Ethereum L2s Are a Bug Masquerading as a Feature

The Ethereum community has been raving about “layer-2” or “L2” solutions for quite some time now. These solutions are marketed as a way to make Ethereum faster, cheaper and more scalable. 

But if you look at what is actually being built and why, you will see that the generally accepted L2 narrative isn’t telling the whole story. What layer-2 technology is actually doing is putting a Band-Aid over some specific issues on Ethereum — but not actually creating solutions that will solve any of Ethereum’s real problems.

If there’s one belief at the core of crypto, it’s that incentives matter; the motivations, often financial or reputational, that drive individuals or entities to promote or criticize a certain narrative.

What are the incentives motivating the people behind L2s? 

They stand to benefit from L2s being perceived as a feature rather than a bug.

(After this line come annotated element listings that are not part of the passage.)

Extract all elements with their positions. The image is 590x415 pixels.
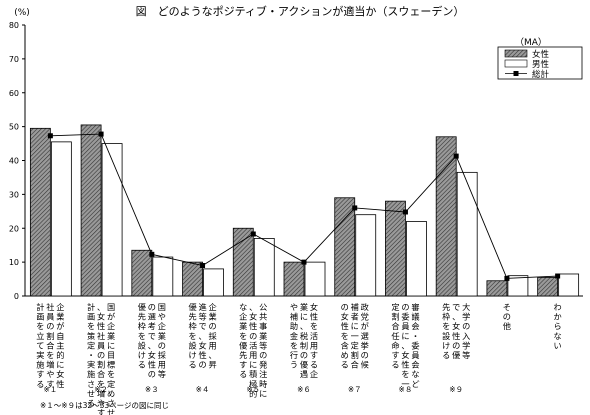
total-point (149, 251, 155, 257)
footnote: ※１～※９は32～33ページの図に同じ (40, 401, 169, 410)
y-ticks: 0 10 20 30 40 50 60 70 80 (9, 21, 25, 301)
bar-female (486, 280, 508, 297)
bars (29, 124, 580, 297)
x-category-note: ※７ (348, 385, 362, 394)
bar-male (304, 261, 326, 297)
y-tick-label: 50 (9, 123, 19, 132)
x-category-note: ※４ (196, 385, 210, 394)
total-line-path (50, 133, 558, 279)
bar-male (507, 275, 529, 297)
total-point (504, 275, 510, 281)
y-tick-label: 80 (9, 21, 19, 30)
bar-male (50, 141, 72, 297)
bar-female (283, 261, 305, 297)
bar-male (203, 268, 224, 297)
total-point (301, 259, 307, 265)
total-point (453, 153, 459, 159)
x-category-note: ※８ (399, 385, 413, 394)
y-tick-label: 70 (9, 55, 19, 64)
x-category-label: 審議会・委員会などの委員に、女性を一定割合任命する (391, 302, 419, 389)
legend-swatch-male (504, 59, 528, 68)
bar-male (253, 238, 275, 297)
total-point (402, 209, 408, 215)
legend-label-female: 女性 (532, 49, 550, 60)
bar-female (537, 276, 559, 297)
legend-swatch-female (504, 49, 528, 58)
x-category-note: ※１ (43, 385, 57, 394)
x-labels: 企業が自主的に女性社員の割合を増やす計画を立て実施する※１ 国が企業に目標を定めさ… (36, 302, 561, 415)
x-category-label: 政党が選挙の候補者に一定割合の女性を含める (341, 302, 369, 370)
y-tick-label: 0 (14, 292, 19, 301)
total-point (200, 263, 206, 269)
x-category-label: 企業が自主的に女性社員の割合を増やす計画を立て実施する (36, 302, 64, 389)
bar-male (558, 273, 580, 297)
x-category-label: 大学の入学等で、女性の優先枠を設ける (442, 302, 470, 360)
x-category-label: 企業の採用、昇進等で、女性の優先枠を設ける (188, 302, 216, 370)
chart-title: 図 どのようなポジティブ・アクションが適当か（スウェーデン） (136, 4, 465, 18)
y-tick-label: 30 (9, 190, 19, 199)
y-unit-label: (%) (14, 8, 30, 18)
y-tick-label: 60 (9, 89, 19, 98)
bar-female (334, 197, 356, 297)
bar-male (152, 256, 174, 297)
bar-male (406, 221, 427, 297)
y-tick-label: 10 (9, 258, 19, 267)
bar-female (29, 127, 51, 297)
legend-ma-note: （MA） (515, 37, 547, 48)
bar-male (101, 143, 123, 297)
x-category-note: ※２ (94, 385, 108, 394)
bar-male (456, 171, 478, 297)
bar-female (232, 227, 254, 297)
x-category-label: 女性を活用する企業に、税制の優遇や補助金を行う (290, 302, 318, 379)
legend-marker-total (513, 71, 519, 76)
x-category-label: わからない (554, 302, 562, 350)
total-point (250, 231, 256, 237)
x-category-note: ※５ (246, 385, 260, 394)
bar-male (355, 214, 377, 297)
total-point (352, 205, 358, 211)
x-category-label: その他 (503, 302, 511, 331)
x-category-note: ※６ (297, 385, 311, 394)
total-point (555, 273, 561, 279)
x-category-label: 公共事業等の発注時に、女性の活用に積極的な企業を優先する (239, 302, 267, 398)
total-point (98, 131, 104, 137)
total-point (47, 133, 53, 139)
x-category-note: ※３ (145, 385, 159, 394)
x-category-label: 国や企業の採用等の選考で、女性の優先枠を設ける (138, 302, 166, 379)
y-tick-label: 20 (9, 224, 19, 233)
legend-label-total: 総計 (532, 69, 550, 80)
legend-label-male: 男性 (532, 59, 550, 70)
bar-female (385, 200, 406, 297)
bar-female (80, 124, 102, 297)
x-category-label: 国が企業に目標を定めさせ、女性社員の割合を増やす計画を策定・実施させる (87, 302, 115, 415)
bar-female (435, 136, 457, 297)
bar-female (182, 261, 203, 297)
y-tick-label: 40 (9, 157, 19, 166)
total-line (47, 131, 561, 281)
x-category-note: ※９ (449, 385, 463, 394)
legend: （MA） 女性 男性 総計 (497, 37, 583, 80)
bar-female (131, 249, 153, 297)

If layer-2s were widely understood to be a Band-Aid, rather than a fix, this would negatively impact anyone even tangentially involved in the Ethereum space — and certainly anyone behind these solutions, or anyone who intends to leverage these solutions. 

A shift in perception that identifies L2s as an insufficient stopgap measure would likely encourage the community to prioritize finding and developing long-term solutions to Ethereum’s challenges, potentially leading to the emergence of more innovative and sustainable technologies.

What Ethereum is doing wrong

The main problem with Ethereum is that it can be simply too expensive for people to use. Vitalik Buterin has freely admitted this.

We can actually keep this discussion fairly non-technical. L2s are a solution to a PROBLEM. Something is wrong with Ethereum, and that needs to be fixed. That’s just reality and it is FINE. 

The reason why it is too expensive to use Ethereum is because the network charges gas (essentially, ETH) to use its resources. The more people use the network’s resources, the scarcer those resources become and the higher the cost of those resources in ETH. Of course, the price of ETH can go up as this happens, which obviously creates certain financial incentives. Simply put, high usage and high ETH fees benefit people who already hold ETH. 

The problem then with Ethereum is less about the fact that gas fees exist, but instead that gas fees are TOO high. They’re so high that they are limiting the upside for the people who control the chain. 

If gas fees are high because of limited network resources, then the solution is obvious; Increase network resources. L2s accomplish this by giving users a place to send their transactions instead of the main network (main net) where they can be processed. The results of those transactions can then be broadcast down into the main network, Ethereum. 

Simply put — L2s are a way of NOT using Ethereum. Why, then, is the L2 narrative one of the successful solving of Ethereum’s problems, rather than a critical look at this solution’s temporary nature?

The dominant approach in the crypto space has been to avoid speaking honestly about both the benefits and the limitations of the technologies we are developing. 

Instead, we act as though our existing solutions are perfect. Even though we can acknowledge when they need small improvements, it’s normal to see anyone who says anything more intensely critical as an enemy, someone uninformed who doesn’t know what they are talking about, someone just trying to pump their own bag.

Incentives matter

Whenever you see a very one-sided narrative being put forward, especially when there is a lot of money on the line, this is an indication that something isn’t right. There’s almost always two sides to every story, especially when that story is about a solution to a problem. It’s crucial to approach such narratives with a discerning eye and critically evaluate the motivations behind each side of any argument to develop a well-rounded understanding of the issue at hand.

In the context of Ethereum and layer-2 solutions, it’s important to keep in mind that different parties have their own incentives to either promote or criticize these technologies. 

On the one hand, there are those who have a vested interest in promoting layer-2s as the ultimate solution to Ethereum’s scalability issues; these individuals are likely to be Ethereum proponents or developers involved in creating and maintaining L2 projects. On the other hand, there are those who stand to gain from criticizing Ethereum and its scaling solutions, such as competitors in the blockchain space or individuals who have invested in rival platforms.

If L2 solutions were seen as temporary workarounds rather than real solutions, users, developers, and investors might become less inclined to participate in or support layer-2 projects. 

And while this would obviously hinder the growth and development of L2s, this lack of confidence in the real L2 narrative could actually prompt individuals to seek out alternative solutions, including new blockchain platforms, that offer genuine fixes to scalability and other issues faced by the Ethereum network. In other words, acknowledging the truth would be more beneficial long term to Ethereum than denying it. 

The point here is not that L2s and going off of Ethereum to do your transactions are bad ideas. But if no one talks about what L2s do accurately (and that’s obviously because there are no incentives to do so), then real solutions to Ethereum’s issues will not be found — because no one will even be looking for them.